Oireachtas Joint and Select Committees
Thursday, 9 May 2019
Joint Oireachtas Committee on the Implementation of the Good Friday Agreement
Towards a New Common Chapter Project: Discussion
Ms Louise Coyle:
I am the director of the Northern Ireland Rural Women’s Network, NIRWN, and thank the committee for taking the time to listen to us today. NIRWN is a grassroots membership organisation which responds to its members' needs. Our overall mission is to try to influence key decision-makers through providing a voice and representation for rural women, ensuring their equal and valued position in society. NIRWN seeks to increase the voice of rural women at a policy level; to advocate and lobby on behalf of rural women; to provide information and networking opportunities; to pilot innovative projects such as this one; and to hold statutory bodies to account to measure the impact of their decisions on rural women. We do this, among other things, through advocacy, organising local and regional networking events, providing an information service to Government Departments, and supporting any organisations that wants to link with rural women, to hear what they need and what their concerns are. NIRWN is also a partner organisation in the North as part of the Women’s Regional Consortium, which consists of seven women’s sector organisations that have come together to try to provide a voice for women from disadvantaged and rural areas. We are the rural element of that, as the other organisations are based in Derry-Londonderry and Belfast. It is critical that we get rural women at the table, and our centres and groups work in partnership with each other for the needs of women regionally.

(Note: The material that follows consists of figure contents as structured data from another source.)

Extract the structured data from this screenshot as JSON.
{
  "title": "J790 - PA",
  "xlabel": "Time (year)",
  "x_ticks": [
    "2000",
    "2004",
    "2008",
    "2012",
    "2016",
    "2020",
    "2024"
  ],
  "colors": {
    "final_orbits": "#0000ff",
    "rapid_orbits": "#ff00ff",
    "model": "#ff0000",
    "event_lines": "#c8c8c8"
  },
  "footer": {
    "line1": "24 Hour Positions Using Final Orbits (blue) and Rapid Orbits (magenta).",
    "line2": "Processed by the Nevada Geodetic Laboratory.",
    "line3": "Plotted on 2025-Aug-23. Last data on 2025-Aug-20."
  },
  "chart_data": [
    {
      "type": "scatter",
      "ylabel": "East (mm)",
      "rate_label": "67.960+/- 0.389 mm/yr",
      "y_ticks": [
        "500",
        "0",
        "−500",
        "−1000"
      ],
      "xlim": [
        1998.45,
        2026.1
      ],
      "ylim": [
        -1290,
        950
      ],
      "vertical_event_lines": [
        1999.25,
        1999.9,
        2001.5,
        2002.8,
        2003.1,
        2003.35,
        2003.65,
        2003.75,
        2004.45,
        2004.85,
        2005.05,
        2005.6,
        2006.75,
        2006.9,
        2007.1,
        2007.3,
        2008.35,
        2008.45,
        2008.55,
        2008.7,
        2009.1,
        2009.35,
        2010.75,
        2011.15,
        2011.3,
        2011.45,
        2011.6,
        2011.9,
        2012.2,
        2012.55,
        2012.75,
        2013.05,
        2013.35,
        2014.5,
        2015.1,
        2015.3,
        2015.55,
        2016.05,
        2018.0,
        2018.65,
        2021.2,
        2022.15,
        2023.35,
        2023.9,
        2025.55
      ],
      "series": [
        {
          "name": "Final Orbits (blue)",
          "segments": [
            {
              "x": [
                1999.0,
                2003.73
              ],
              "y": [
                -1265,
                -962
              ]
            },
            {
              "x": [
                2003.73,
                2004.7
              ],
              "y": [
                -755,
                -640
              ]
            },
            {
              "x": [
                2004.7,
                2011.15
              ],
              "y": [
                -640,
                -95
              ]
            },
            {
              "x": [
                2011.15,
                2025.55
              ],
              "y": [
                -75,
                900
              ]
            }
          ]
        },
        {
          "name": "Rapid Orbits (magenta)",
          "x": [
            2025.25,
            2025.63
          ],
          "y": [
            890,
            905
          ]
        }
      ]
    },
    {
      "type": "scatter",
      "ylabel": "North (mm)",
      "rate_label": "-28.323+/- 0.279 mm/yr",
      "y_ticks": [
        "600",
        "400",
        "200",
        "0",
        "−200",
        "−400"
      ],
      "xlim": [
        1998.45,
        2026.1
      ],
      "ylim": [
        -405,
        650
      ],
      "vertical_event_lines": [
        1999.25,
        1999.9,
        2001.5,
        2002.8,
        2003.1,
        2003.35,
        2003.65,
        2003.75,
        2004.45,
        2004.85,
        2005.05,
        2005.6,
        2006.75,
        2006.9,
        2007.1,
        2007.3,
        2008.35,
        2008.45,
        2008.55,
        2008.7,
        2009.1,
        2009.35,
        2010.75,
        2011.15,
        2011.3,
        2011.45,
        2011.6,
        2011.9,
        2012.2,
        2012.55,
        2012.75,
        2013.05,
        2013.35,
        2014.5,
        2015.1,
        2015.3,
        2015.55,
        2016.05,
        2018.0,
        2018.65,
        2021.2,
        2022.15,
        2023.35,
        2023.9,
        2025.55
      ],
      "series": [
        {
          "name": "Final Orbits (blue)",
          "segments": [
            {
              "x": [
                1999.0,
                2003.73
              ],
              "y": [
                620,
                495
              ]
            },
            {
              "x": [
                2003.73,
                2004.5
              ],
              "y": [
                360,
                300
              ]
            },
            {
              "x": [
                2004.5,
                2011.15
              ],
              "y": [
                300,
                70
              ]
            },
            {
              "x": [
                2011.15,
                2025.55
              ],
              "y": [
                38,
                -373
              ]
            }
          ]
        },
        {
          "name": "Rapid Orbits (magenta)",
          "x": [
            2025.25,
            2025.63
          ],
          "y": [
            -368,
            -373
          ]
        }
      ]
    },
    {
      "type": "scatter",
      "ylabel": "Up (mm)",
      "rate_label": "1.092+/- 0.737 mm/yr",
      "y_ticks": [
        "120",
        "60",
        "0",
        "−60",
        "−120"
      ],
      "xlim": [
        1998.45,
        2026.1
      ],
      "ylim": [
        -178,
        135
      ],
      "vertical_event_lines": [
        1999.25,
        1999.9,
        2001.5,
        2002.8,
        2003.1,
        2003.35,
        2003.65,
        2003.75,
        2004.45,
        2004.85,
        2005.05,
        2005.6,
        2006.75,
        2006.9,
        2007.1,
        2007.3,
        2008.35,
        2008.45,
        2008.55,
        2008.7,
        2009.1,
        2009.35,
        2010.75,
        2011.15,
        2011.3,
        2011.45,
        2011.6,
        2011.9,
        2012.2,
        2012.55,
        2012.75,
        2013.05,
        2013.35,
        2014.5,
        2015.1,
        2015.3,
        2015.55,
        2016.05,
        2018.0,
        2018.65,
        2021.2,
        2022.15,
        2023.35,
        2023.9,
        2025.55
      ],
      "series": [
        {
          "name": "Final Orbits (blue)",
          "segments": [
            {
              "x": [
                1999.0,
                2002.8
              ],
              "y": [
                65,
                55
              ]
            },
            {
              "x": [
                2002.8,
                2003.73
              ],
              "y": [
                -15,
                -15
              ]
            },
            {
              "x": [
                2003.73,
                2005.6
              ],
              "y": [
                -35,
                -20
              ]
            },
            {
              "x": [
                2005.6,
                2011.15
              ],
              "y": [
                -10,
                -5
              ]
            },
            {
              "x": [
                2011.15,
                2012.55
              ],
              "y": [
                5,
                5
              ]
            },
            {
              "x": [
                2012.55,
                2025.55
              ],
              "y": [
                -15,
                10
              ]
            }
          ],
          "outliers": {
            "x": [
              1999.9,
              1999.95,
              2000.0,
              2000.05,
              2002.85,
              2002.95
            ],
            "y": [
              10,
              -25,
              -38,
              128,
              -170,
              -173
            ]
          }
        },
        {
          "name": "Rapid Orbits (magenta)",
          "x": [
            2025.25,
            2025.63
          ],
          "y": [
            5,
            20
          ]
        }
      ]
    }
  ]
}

NIRWN has been engaged in the Towards a New Common Chapter initiative because it is a grassroots effort to build and develop co-operation across our islands. As Ms Farrell said, Brexit has brought home very clearly how imperative that is, and the implications we are dealing with now of not having had that in place. Taking account of historic barriers, there is a lack of parity and gender representation across our island and women have certainly been historically invisible in the North. Even their peace-building as part of the Good Friday Agreement has been largely written out of our recent history.
The development and emergence of community and civic leaders, taking collective action to break silence, and to share space, for the greater good, requires leadership from within, as well as encouragement and support from external agencies and governments. Community development offers active and potentially active individuals a process and a route they can use to lead and facilitate collective visioning and action. Building peace in our rural areas and communities is all about supporting the processes that lead to an absence of violence, conflict, and fear, as well as flourishing economic, social and political justice in our rural areas, peaceful co-existence and the shared democratic use of power. Even physically, rural people are further away from the decision-making spaces, and it is much harder to get one's voice and issues heard on how one experiences differences and change in one's area. It is imperative that women in rural areas are listened to and supported so their historic invisibility is not mirrored in our post-conflict society.